British mathematician

Arthur Ernest Jolliffe (23 January 1871 - 17 March 1944) was a British mathematician.

==Life==
Arthur Ernest Jolliffe was born at 39 Cardigan Street in the Jericho area of Oxford on 23 January 1871, the youngest son of Henry Jolliffe and Anne Speller. His father, who was a house painter, died just after Arthur's fifth birthday, and his mother went out to service: in 1881 when she was aged 50 she was working for a lady at 11 Warnborough Road in north Oxford, and Arthur lived with her there.

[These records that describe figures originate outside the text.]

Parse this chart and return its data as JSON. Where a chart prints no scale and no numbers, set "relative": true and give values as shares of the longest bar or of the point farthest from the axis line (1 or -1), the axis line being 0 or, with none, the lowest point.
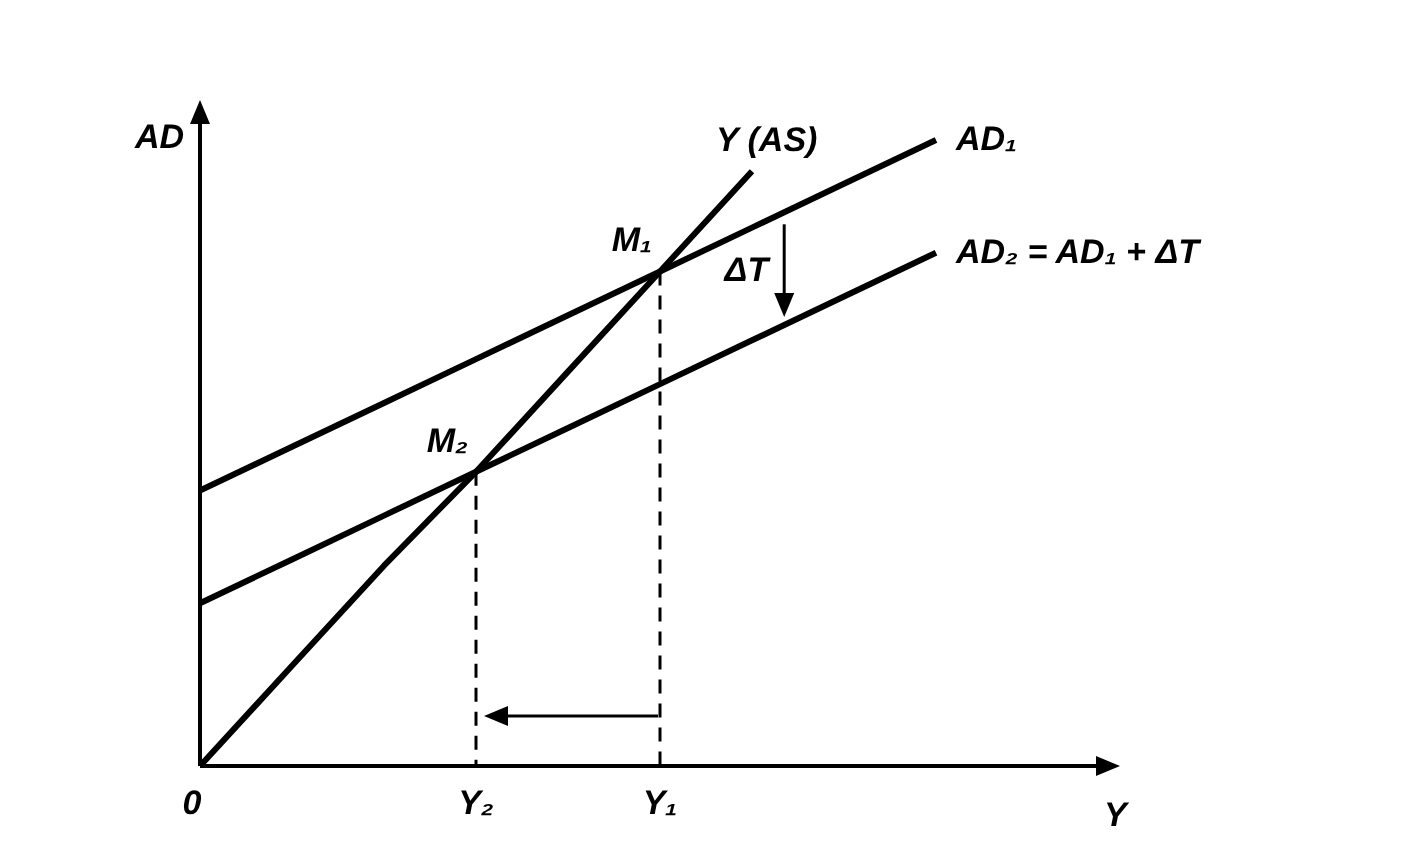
{
  "chart_data": {
    "type": "line",
    "relative": true,
    "xlabel": "Y",
    "ylabel": "AD",
    "categories": [
      "0",
      null,
      null,
      "Y₂",
      null,
      "Y₁",
      null,
      null,
      null
    ],
    "tick_labels": "x",
    "legend": false,
    "marker": "none",
    "line_style": "solid",
    "series": [
      {
        "name": "Y (AS)",
        "color": "#000000",
        "values": [
          0,
          0.16,
          0.32,
          0.47,
          0.63,
          0.79,
          0.95,
          null,
          null
        ]
      },
      {
        "name": "AD₁",
        "color": "#000000",
        "values": [
          0.44,
          0.51,
          0.58,
          0.65,
          0.72,
          0.79,
          0.86,
          0.93,
          1.0
        ]
      },
      {
        "name": "AD₂ = AD₁ + ΔT",
        "color": "#000000",
        "values": [
          0.26,
          0.33,
          0.4,
          0.47,
          0.54,
          0.61,
          0.68,
          0.75,
          0.82
        ]
      }
    ],
    "annotations": [
      {
        "text": "M₁",
        "x": "Y₁",
        "y": 0.79
      },
      {
        "text": "M₂",
        "x": "Y₂",
        "y": 0.47
      },
      "ΔT"
    ]
  }
}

He was educated at the City of Oxford School and Balliol College, Oxford, gaining a First in Mathematics in 1891. He was a fellow of Corpus Christi College, Oxford, from 1891 to 1920, and was also an assistant tutor at Jesus College, Oxford, from 1903 to 1920. He was then appointed as Professor of Mathematics at the University of London, retiring in 1936. He was made an Honorary Fellow of Corpus Christi College in 1931 and of Jesus College in 1934. For many years he was an external examiner in mathematical physics for the National University of Ireland (NUI).

He was known more for the high quality of his teaching than for mathematical research. However, one of his papers, on uniform convergence of trigonometric series, remains well cited. He was also a contributor to the Encyclopædia Britannica.

On 1 July 1899 at
St Paul's Church, Oxford he married Eliza Ostler of 14 Walton Crescent, the daughter of the tailor James Ostler, and they had three children.

Jolliffe died on 17 March 1944 in Oxford, and was buried in St Sepulchre's Cemetery, Walton Street.